The Ugandan Independence Tournament was an association football event taking place in 1962 to celebrate Ugandan Independence held at the Nakivubo Stadium in Kampala.  Three visiting teams played each other for the
right to face Uganda in the final. Kenya was invited to replace Egypt which was unable to participate due to its domestic schedule; as a result, the eventual teams were Ghana, Kenya and an 'all-star' representative team from the English Isthmian League. The competition took the format of a formal group stage and final and also featured exhibition matches between both teams within the formal competition and other international teams, taking place from 29 September to 18 October 1962.

Tournament  
The three challenging teams took part in a group stage from 29 September to 7 October in a round-robin format, in which they each played 2 games.

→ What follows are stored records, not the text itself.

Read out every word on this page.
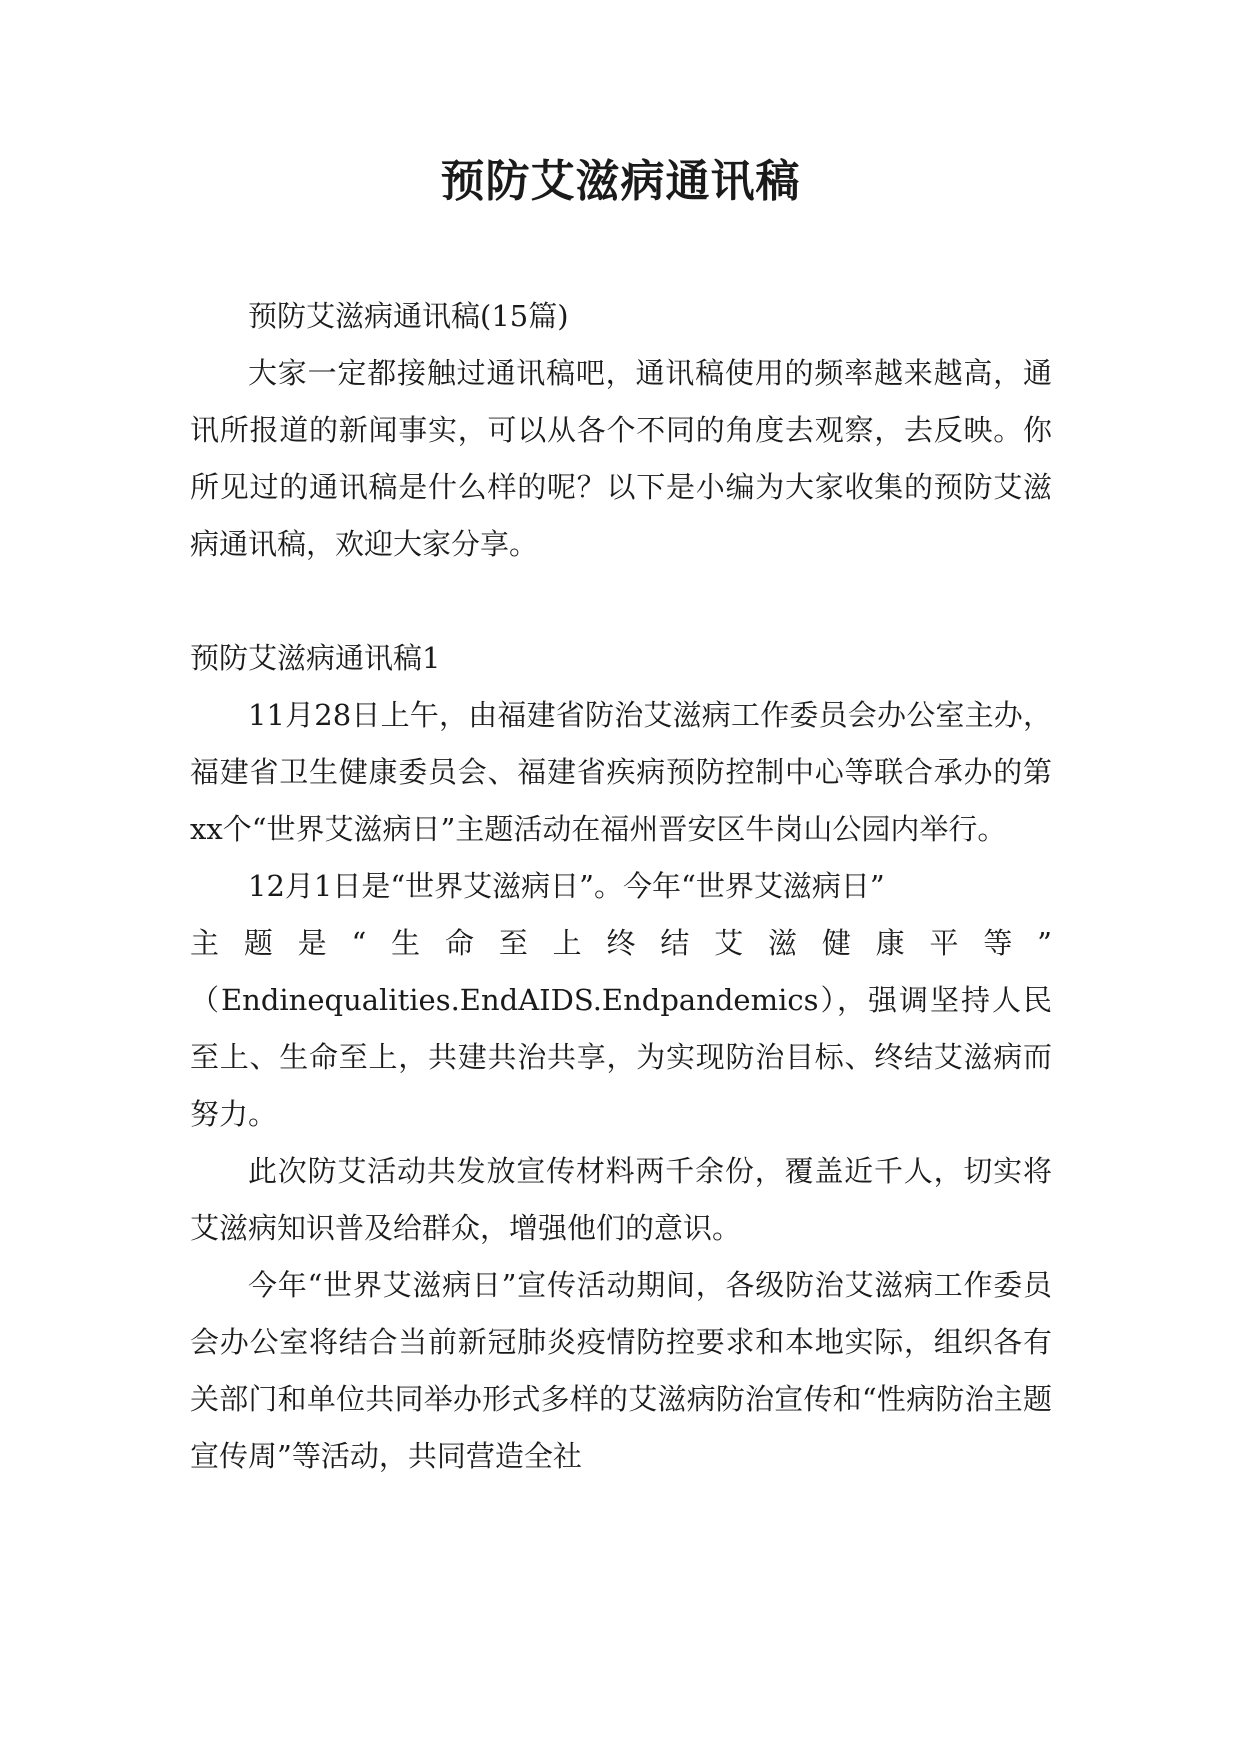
预防艾滋病通讯稿

预防艾滋病通讯稿(15篇)

大家一定都接触过通讯稿吧，通讯稿使用的频率越来越高，通讯所报道的新闻事实，可以从各个不同的角度去观察，去反映。你所见过的通讯稿是什么样的呢？以下是小编为大家收集的预防艾滋病通讯稿，欢迎大家分享。

预防艾滋病通讯稿1

11月28日上午，由福建省防治艾滋病工作委员会办公室主办，福建省卫生健康委员会、福建省疾病预防控制中心等联合承办的第xx个“世界艾滋病日”主题活动在福州晋安区牛岗山公园内举行。

12月1日是“世界艾滋病日”。今年“世界艾滋病日”

主题是“生命至上终结艾滋健康平等”

（Endinequalities.EndAIDS.Endpandemics），强调坚持人民至上、生命至上，共建共治共享，为实现防治目标、终结艾滋病而努力。

此次防艾活动共发放宣传材料两千余份，覆盖近千人，切实将艾滋病知识普及给群众，增强他们的意识。

今年“世界艾滋病日”宣传活动期间，各级防治艾滋病工作委员会办公室将结合当前新冠肺炎疫情防控要求和本地实际，组织各有关部门和单位共同举办形式多样的艾滋病防治宣传和“性病防治主题宣传周”等活动，共同营造全社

The winner of this competition then proceeded through to the final against Uganda on 10 October.

Group stage 
In the group stage, two points were awarded for a win, with one point awarded for a draw. Ghana won their first game against Kenya 6–3, before drawing with Isthmian League to secure first place and move on to the final of the competition.

Final 
Ghana won the group stage and moved onto the final on 10 October 1962, where they subsequently beat Uganda, winning 4–1 at the Nakivubo Stadium.

Winners Tour 
The winners of the competition, Ghana, were to go on a short tour following the competition featuring friendlies in away games against Kenya, and the then national football teams of the prior states of Tanganyika and Nyasaland. They won all three games, playing each at the respective teams national stadiums.

Friendlies 
A friendly was played between Uganda and Isthmian League on 8 October, which ended in a 1–1 draw. This was the Isthmian's third game in 4 days and two of their players were replaced by members of the Kenyan team due to injury.